Unfortunately, due to increased roles and responsibilities, the reduction of nursing staff and inadequate training, cleaning is often overlooked or poorly executed. A poorly cleaned site can carry microorganisms that, if allowed to enter a patient's body, can cause serious infections. In addition, supervision and surveillance are almost impossible, because unless a supervisor can actually observe the cleanup being done, the supervisor can not know whether or not it has been done correctly or has been done completely. In addition, without at least one microscopic examination sufficient for microbial residues, there may be no evidence that an alcohol cleaning is performed.

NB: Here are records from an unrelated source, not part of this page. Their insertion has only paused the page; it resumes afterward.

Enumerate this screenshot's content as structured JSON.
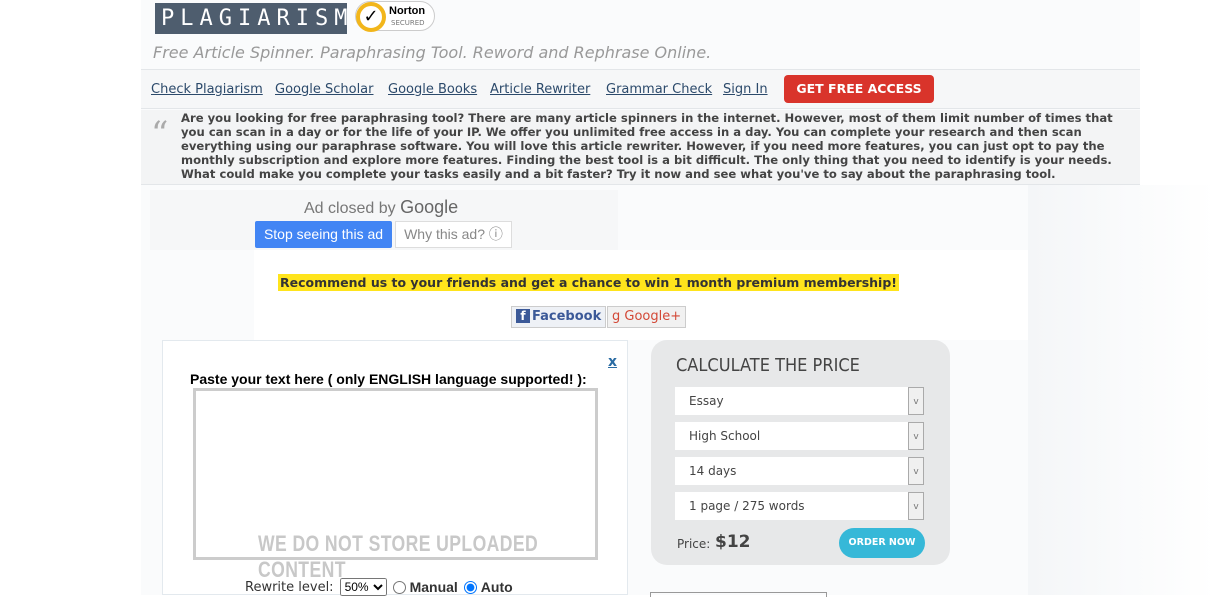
{
  "header": {
    "logo": "PLAGIARISMA",
    "norton_title": "Norton",
    "norton_sub": "SECURED",
    "tagline": "Free Article Spinner. Paraphrasing Tool. Reword and Rephrase Online."
  },
  "nav": {
    "items": [
      "Check Plagiarism",
      "Google Scholar",
      "Google Books",
      "Article Rewriter",
      "Grammar Check",
      "Sign In"
    ],
    "cta": "GET FREE ACCESS"
  },
  "intro": "Are you looking for free paraphrasing tool? There are many article spinners in the internet. However, most of them limit number of times that you can scan in a day or for the life of your IP. We offer you unlimited free access in a day. You can complete your research and then scan everything using our paraphrase software. You will love this article rewriter. However, if you need more features, you can just opt to pay the monthly subscription and explore more features. Finding the best tool is a bit difficult. The only thing that you need to identify is your needs. What could make you complete your tasks easily and a bit faster? Try it now and see what you've to say about the paraphrasing tool.",
  "ad": {
    "closed_by": "Ad closed by",
    "google": "Google",
    "stop": "Stop seeing this ad",
    "why": "Why this ad? ⓘ"
  },
  "promo": "Recommend us to your friends and get a chance to win 1 month premium membership!",
  "social": {
    "facebook": "Facebook",
    "google": "Google+"
  },
  "editor": {
    "close": "x",
    "label": "Paste your text here ( only ENGLISH language supported! ):",
    "value": "",
    "watermark": "WE DO NOT STORE UPLOADED CONTENT",
    "rewrite_label": "Rewrite level:",
    "rewrite_value": "50%",
    "mode_manual": "Manual",
    "mode_auto": "Auto",
    "selected_mode": "Auto"
  },
  "price": {
    "title": "CALCULATE THE PRICE",
    "selects": [
      "Essay",
      "High School",
      "14 days",
      "1 page / 275 words"
    ],
    "price_label": "Price:",
    "price_value": "$12",
    "order": "ORDER NOW"
  },
  "colors": {
    "cta": "#d9342b",
    "order": "#36b8d8",
    "promo_bg": "#ffe41c",
    "ad_blue": "#4285f4"
  }
}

Therefore, there is a need for an apparatus and technique to clean a site in a medical implement prior to contact with a patient, and which eliminate the problems related to the technique and training problems, and provide an unambiguous indicator that a site is clean before accessing a patient's vascular system.

Another problem is that conventional cleaning devices are typically provided in individual units or packaged individually for one use at a time. Said provision of waste materials and resources make the use of cleaning devices difficult, particularly in situations where multiple cleaning devices can be used in a short period of time. Consequently, what is needed is a system that can cope with previous problems and deficiencies, while making the cleaning devices accessible and available for use in multiple numbers.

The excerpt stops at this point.